Ronaldo'yu özetten değil, maç boyu izlediğinizde, bu gerçeği daha iyi anlıyordunuz.

Burada uzun uzun anlatacak değilim. Bu tezin ispatını, TV'lerdeki spor programlarından bekliyorum. Bu işi yapacak prodüktör ve yönetmen, ortaya, Abidin Dino'nun ‘‘Goal’’ filmi gibi bir şaheser çıkaramasalar bile, bir baş yapıt yaratabilirler.

Bunu bir kaç gün içinde yapabilirler.

Peki ben bu yazıyı niçin daha önce yazmadım? Belki de artık bir takım saldırılardan bıktım; iğrendim, saldıranlar adına utandım.

Sion maçından sonra, ‘‘Hakan Şükür oynamadığı için kazandık.’’ diyebilenleri hatırladım. Aralarında çok sevdiğim yazar arkadaşlar bile vardı. Sonra dayanamadım, en sevdiklerimden birini sinirden çıldırttım. Viskisini boğazına dizdim.

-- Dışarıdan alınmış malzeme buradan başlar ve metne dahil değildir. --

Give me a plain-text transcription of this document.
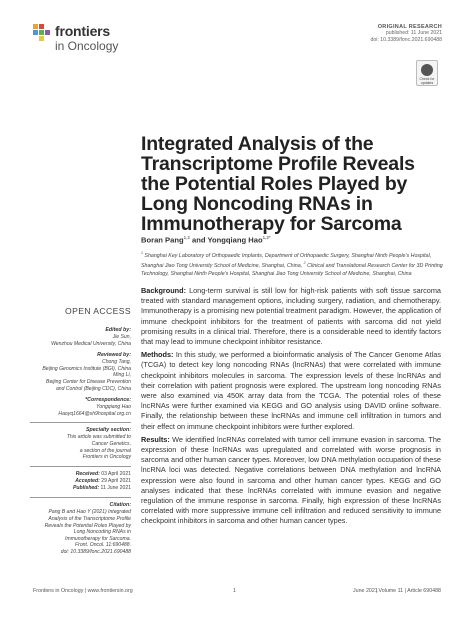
frontiers
in Oncology
ORIGINAL RESEARCH
published: 11 June 2021
doi: 10.3389/fonc.2021.690488
Check for updates
Integrated Analysis of the Transcriptome Profile Reveals the Potential Roles Played by Long Noncoding RNAs in Immunotherapy for Sarcoma
Boran Pang$^{1,2}$ and Yongqiang Hao$^{1,2*}$
$^1$ Shanghai Key Laboratory of Orthopaedic Implants, Department of Orthopaedic Surgery, Shanghai Ninth People's Hospital, Shanghai Jiao Tong University School of Medicine, Shanghai, China, $^2$ Clinical and Translational Research Center for 3D Printing Technology, Shanghai Ninth People's Hospital, Shanghai Jiao Tong University School of Medicine, Shanghai, China
OPEN ACCESS
Edited by:
Jie Sun,
Wenzhou Medical University, China
Reviewed by:
Chong Tang,
Beijing Genomics Institute (BGI), China
Ming Li,
Beijing Center for Disease Prevention
and Control (Beijing CDC), China
*Correspondence:
Yongqiang Hao
Haoyq1664@sh9hospital.org.cn
Specialty section:
This article was submitted to
Cancer Genetics,
a section of the journal
Frontiers in Oncology
Received: 03 April 2021
Accepted: 29 April 2021
Published: 11 June 2021
Citation:
Pang B and Hao Y (2021) Integrated
Analysis of the Transcriptome Profile
Reveals the Potential Roles Played by
Long Noncoding RNAs in
Immunotherapy for Sarcoma.
Front. Oncol. 11:690488.
doi: 10.3389/fonc.2021.690488

Background: Long-term survival is still low for high-risk patients with soft tissue sarcoma treated with standard management options, including surgery, radiation, and chemotherapy. Immunotherapy is a promising new potential treatment paradigm. However, the application of immune checkpoint inhibitors for the treatment of patients with sarcoma did not yield promising results in a clinical trial. Therefore, there is a considerable need to identify factors that may lead to immune checkpoint inhibitor resistance.

Methods: In this study, we performed a bioinformatic analysis of The Cancer Genome Atlas (TCGA) to detect key long noncoding RNAs (lncRNAs) that were correlated with immune checkpoint inhibitors molecules in sarcoma. The expression levels of these lncRNAs and their correlation with patient prognosis were explored. The upstream long noncoding RNAs were also examined via 450K array data from the TCGA. The potential roles of these lncRNAs were further examined via KEGG and GO analysis using DAVID online software. Finally, the relationship between these lncRNAs and immune cell infiltration in tumors and their effect on immune checkpoint inhibitors were further explored.

Results: We identified lncRNAs correlated with tumor cell immune evasion in sarcoma. The expression of these lncRNAs was upregulated and correlated with worse prognosis in sarcoma and other human cancer types. Moreover, low DNA methylation occupation of these lncRNA loci was detected. Negative correlations between DNA methylation and lncRNA expression were also found in sarcoma and other human cancer types. KEGG and GO analyses indicated that these lncRNAs correlated with immune evasion and negative regulation of the immune response in sarcoma. Finally, high expression of these lncRNAs correlated with more suppressive immune cell infiltration and reduced sensitivity to immune checkpoint inhibitors in sarcoma and other human cancer types.

Frontiers in Oncology | www.frontiersin.org	1	June 2021
| Volume 11 | Article 690488
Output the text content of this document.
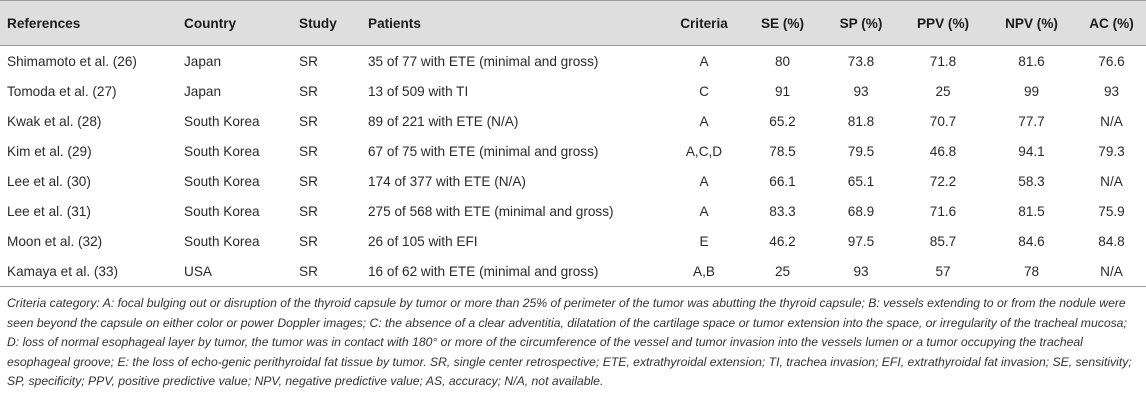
References	Country	Study	Patients	Criteria	SE (%)	SP (%)	PPV (%)	NPV (%)	AC (%)
Shimamoto et al. (26)	Japan	SR	35 of 77 with ETE (minimal and gross)	A	80	73.8	71.8	81.6	76.6
Tomoda et al. (27)	Japan	SR	13 of 509 with TI	C	91	93	25	99	93
Kwak et al. (28)	South Korea	SR	89 of 221 with ETE (N/A)	A	65.2	81.8	70.7	77.7	N/A
Kim et al. (29)	South Korea	SR	67 of 75 with ETE (minimal and gross)	A,C,D	78.5	79.5	46.8	94.1	79.3
Lee et al. (30)	South Korea	SR	174 of 377 with ETE (N/A)	A	66.1	65.1	72.2	58.3	N/A
Lee et al. (31)	South Korea	SR	275 of 568 with ETE (minimal and gross)	A	83.3	68.9	71.6	81.5	75.9
Moon et al. (32)	South Korea	SR	26 of 105 with EFI	E	46.2	97.5	85.7	84.6	84.8
Kamaya et al. (33)	USA	SR	16 of 62 with ETE (minimal and gross)	A,B	25	93	57	78	N/A
Criteria category: A: focal bulging out or disruption of the thyroid capsule by tumor or more than 25% of perimeter of the tumor was abutting the thyroid capsule; B: vessels extending to or from the nodule were seen beyond the capsule on either color or power Doppler images; C: the absence of a clear adventitia, dilatation of the cartilage space or tumor extension into the space, or irregularity of the tracheal mucosa; D: loss of normal esophageal layer by tumor, the tumor was in contact with 180° or more of the circumference of the vessel and tumor invasion into the vessels lumen or a tumor occupying the tracheal esophageal groove; E: the loss of echo-genic perithyroidal fat tissue by tumor. SR, single center retrospective; ETE, extrathyroidal extension; TI, trachea invasion; EFI, extrathyroidal fat invasion; SE, sensitivity; SP, specificity; PPV, positive predictive value; NPV, negative predictive value; AS, accuracy; N/A, not available.
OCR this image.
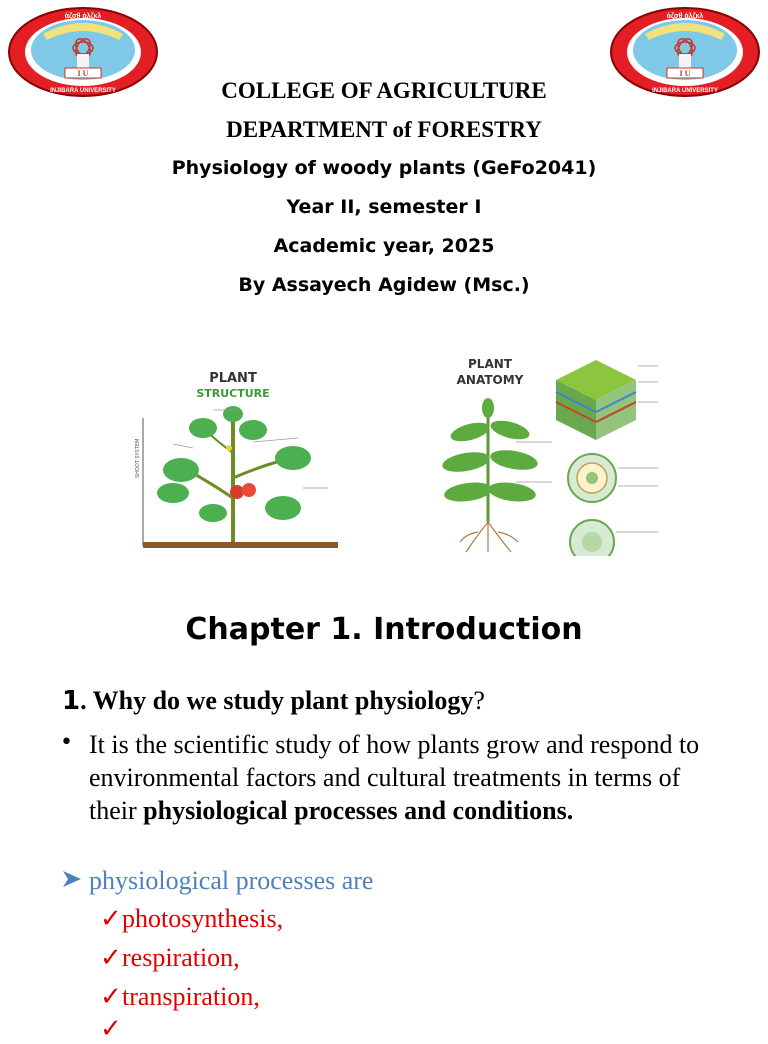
I U
INJIBARA UNIVERSITY
ἁζσθ ἁλζκλ
I U
INJIBARA UNIVERSITY
ἁζσθ ἁλζκλ
COLLEGE OF AGRICULTURE
DEPARTMENT of FORESTRY
Physiology of woody plants (GeFo2041)
Year II, semester I
Academic year, 2025
By Assayech Agidew (Msc.)
PLANT
STRUCTURE
SHOOT SYSTEM
PLANT
ANATOMY
Chapter 1. Introduction
1. Why do we study plant physiology?
• It is the scientific study of how plants grow and respond to environmental factors and cultural treatments in terms of their physiological processes and conditions.
physiological processes are
✓photosynthesis,
✓respiration,
✓transpiration,
✓
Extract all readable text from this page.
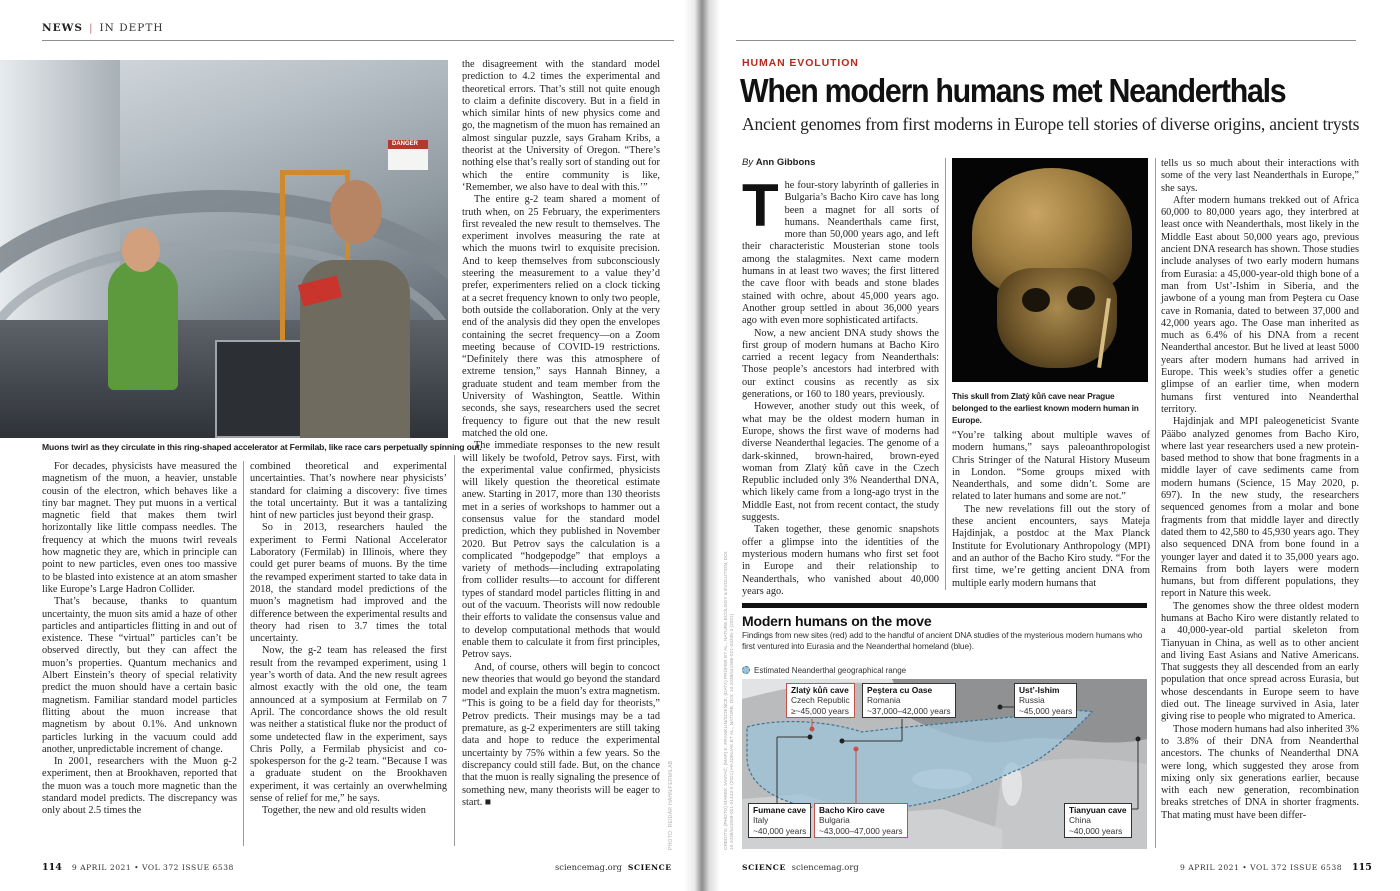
NEWS | IN DEPTH
DANGER
Muons twirl as they circulate in this ring-shaped accelerator at Fermilab, like race cars perpetually spinning out.

For decades, physicists have measured the magnetism of the muon, a heavier, unstable cousin of the electron, which behaves like a tiny bar magnet. They put muons in a vertical magnetic field that makes them twirl horizontally like little compass needles. The frequency at which the muons twirl reveals how magnetic they are, which in principle can point to new particles, even ones too massive to be blasted into existence at an atom smasher like Europe’s Large Hadron Collider.

That’s because, thanks to quantum uncertainty, the muon sits amid a haze of other particles and antiparticles flitting in and out of existence. These “virtual” particles can’t be observed directly, but they can affect the muon’s properties. Quantum mechanics and Albert Einstein’s theory of special relativity predict the muon should have a certain basic magnetism. Familiar standard model particles flitting about the muon increase that magnetism by about 0.1%. And unknown particles lurking in the vacuum could add another, unpredictable increment of change.

In 2001, researchers with the Muon g-2 experiment, then at Brookhaven, reported that the muon was a touch more magnetic than the standard model predicts. The discrepancy was only about 2.5 times the

combined theoretical and experimental uncertainties. That’s nowhere near physicists’ standard for claiming a discovery: five times the total uncertainty. But it was a tantalizing hint of new particles just beyond their grasp.

So in 2013, researchers hauled the experiment to Fermi National Accelerator Laboratory (Fermilab) in Illinois, where they could get purer beams of muons. By the time the revamped experiment started to take data in 2018, the standard model predictions of the muon’s magnetism had improved and the difference between the experimental results and theory had risen to 3.7 times the total uncertainty.

Now, the g-2 team has released the first result from the revamped experiment, using 1 year’s worth of data. And the new result agrees almost exactly with the old one, the team announced at a symposium at Fermilab on 7 April. The concordance shows the old result was neither a statistical fluke nor the product of some undetected flaw in the experiment, says Chris Polly, a Fermilab physicist and co-spokesperson for the g-2 team. “Because I was a graduate student on the Brookhaven experiment, it was certainly an overwhelming sense of relief for me,” he says.

Together, the new and old results widen

the disagreement with the standard model prediction to 4.2 times the experimental and theoretical errors. That’s still not quite enough to claim a definite discovery. But in a field in which similar hints of new physics come and go, the magnetism of the muon has remained an almost singular puzzle, says Graham Kribs, a theorist at the University of Oregon. “There’s nothing else that’s really sort of standing out for which the entire community is like, ‘Remember, we also have to deal with this.’”

The entire g-2 team shared a moment of truth when, on 25 February, the experimenters first revealed the new result to themselves. The experiment involves measuring the rate at which the muons twirl to exquisite precision. And to keep themselves from subconsciously steering the measurement to a value they’d prefer, experimenters relied on a clock ticking at a secret frequency known to only two people, both outside the collaboration. Only at the very end of the analysis did they open the envelopes containing the secret frequency—on a Zoom meeting because of COVID-19 restrictions. “Definitely there was this atmosphere of extreme tension,” says Hannah Binney, a graduate student and team member from the University of Washington, Seattle. Within seconds, she says, researchers used the secret frequency to figure out that the new result matched the old one.

The immediate responses to the new result will likely be twofold, Petrov says. First, with the experimental value confirmed, physicists will likely question the theoretical estimate anew. Starting in 2017, more than 130 theorists met in a series of workshops to hammer out a consensus value for the standard model prediction, which they published in November 2020. But Petrov says the calculation is a complicated “hodgepodge” that employs a variety of methods—including extrapolating from collider results—to account for different types of standard model particles flitting in and out of the vacuum. Theorists will now redouble their efforts to validate the consensus value and to develop computational methods that would enable them to calculate it from first principles, Petrov says.

And, of course, others will begin to concoct new theories that would go beyond the standard model and explain the muon’s extra magnetism. “This is going to be a field day for theorists,” Petrov predicts. Their musings may be a tad premature, as g-2 experimenters are still taking data and hope to reduce the experimental uncertainty by 75% within a few years. So the discrepancy could still fade. But, on the chance that the muon is really signaling the presence of something new, many theorists will be eager to start. ■	PHOTO: REIDAR HAHN/FERMILAB
114 9 APRIL 2021 • VOL 372 ISSUE 6538	sciencemag.org SCIENCE
HUMAN EVOLUTION
When modern humans met Neanderthals
Ancient genomes from first moderns in Europe tell stories of diverse origins, ancient trysts
By Ann Gibbons

The four-story labyrinth of galleries in Bulgaria’s Bacho Kiro cave has long been a magnet for all sorts of humans. Neanderthals came first, more than 50,000 years ago, and left their characteristic Mousterian stone tools among the stalagmites. Next came modern humans in at least two waves; the first littered the cave floor with beads and stone blades stained with ochre, about 45,000 years ago. Another group settled in about 36,000 years ago with even more sophisticated artifacts.

Now, a new ancient DNA study shows the first group of modern humans at Bacho Kiro carried a recent legacy from Neanderthals: Those people’s ancestors had interbred with our extinct cousins as recently as six generations, or 160 to 180 years, previously.

However, another study out this week, of what may be the oldest modern human in Europe, shows the first wave of moderns had diverse Neanderthal legacies. The genome of a dark-skinned, brown-haired, brown-eyed woman from Zlatý kůň cave in the Czech Republic included only 3% Neanderthal DNA, which likely came from a long-ago tryst in the Middle East, not from recent contact, the study suggests.

Taken together, these genomic snapshots offer a glimpse into the identities of the mysterious modern humans who first set foot in Europe and their relationship to Neanderthals, who vanished about 40,000 years ago.

This skull from Zlatý kůň cave near Prague belonged to the earliest known modern human in Europe.

“You’re talking about multiple waves of modern humans,” says paleoanthropologist Chris Stringer of the Natural History Museum in London. “Some groups mixed with Neanderthals, and some didn’t. Some are related to later humans and some are not.”

The new revelations fill out the story of these ancient encounters, says Mateja Hajdinjak, a postdoc at the Max Planck Institute for Evolutionary Anthropology (MPI) and an author of the Bacho Kiro study. “For the first time, we’re getting ancient DNA from multiple early modern humans that

tells us so much about their interactions with some of the very last Neanderthals in Europe,” she says.

After modern humans trekked out of Africa 60,000 to 80,000 years ago, they interbred at least once with Neanderthals, most likely in the Middle East about 50,000 years ago, previous ancient DNA research has shown. Those studies include analyses of two early modern humans from Eurasia: a 45,000-year-old thigh bone of a man from Ust’-Ishim in Siberia, and the jawbone of a young man from Peştera cu Oase cave in Romania, dated to between 37,000 and 42,000 years ago. The Oase man inherited as much as 6.4% of his DNA from a recent Neanderthal ancestor. But he lived at least 5000 years after modern humans had arrived in Europe. This week’s studies offer a genetic glimpse of an earlier time, when modern humans first ventured into Neanderthal territory.

Hajdinjak and MPI paleogeneticist Svante Pääbo analyzed genomes from Bacho Kiro, where last year researchers used a new protein-based method to show that bone fragments in a middle layer of cave sediments came from modern humans (Science, 15 May 2020, p. 697). In the new study, the researchers sequenced genomes from a molar and bone fragments from that middle layer and directly dated them to 42,580 to 45,930 years ago. They also sequenced DNA from bone found in a younger layer and dated it to 35,000 years ago. Remains from both layers were modern humans, but from different populations, they report in Nature this week.

The genomes show the three oldest modern humans at Bacho Kiro were distantly related to a 40,000-year-old partial skeleton from Tianyuan in China, as well as to other ancient and living East Asians and Native Americans. That suggests they all descended from an early population that once spread across Eurasia, but whose descendants in Europe seem to have died out. The lineage survived in Asia, later giving rise to people who migrated to America.

Those modern humans had also inherited 3% to 3.8% of their DNA from Neanderthal ancestors. The chunks of Neanderthal DNA were long, which suggested they arose from mixing only six generations earlier, because with each new generation, recombination breaks stretches of DNA in shorter fragments. That mating must have been differ-

Modern humans on the move
Findings from new sites (red) add to the handful of ancient DNA studies of the mysterious modern humans who first ventured into Eurasia and the Neanderthal homeland (blue).
Estimated Neanderthal geographical range
Zlatý kůň cave
Czech Republic
≥~45,000 years
Peştera cu Oase
Romania
~37,000–42,000 years
Ust’-Ishim
Russia
~45,000 years
Fumane cave
Italy
~40,000 years
Bacho Kiro cave
Bulgaria
~43,000–47,000 years
Tianyuan cave
China
~40,000 years
CREDITS: (PHOTO) MAREK JANTAČ; (MAP) K. FRANKLIN/SCIENCE; (DATA) PRÜFER ET AL., NATURE ECOLOGY & EVOLUTION, DOI: 10.1038/s41559-021-01443-X (2021) HAJDINJAK ET AL., NATURE, DOI: 10.1038/s41586-021-03335-3 (2021)
SCIENCE sciencemag.org	9 APRIL 2021 • VOL 372 ISSUE 6538 115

Galler maçından sonra kendi kendime, ‘‘Hakan Şükür'ün santrfor olmadığını ciddi ciddi yazıp çizenler şimdi ne iş yapacaklar?’’ diye sordum.

Ama en korktuğum şey, aralarında bazılarının, salt ben seviyor ve destekliyorum diye Hakan Şükür'e düşman olduklarını bilmemdi. Onu görünce beni, beni görünce onu hatırlıyorlardı.

Onu evladım gibi sevdiğimi biliyorlardı.

Benle başa çıkamayınca evlatlarımla uğraşıyorlardı.

Ama onlarla hiç başa çıkamayacaklardı.

Haberle ilgili daha fazlası:

BAKMADAN GEÇME!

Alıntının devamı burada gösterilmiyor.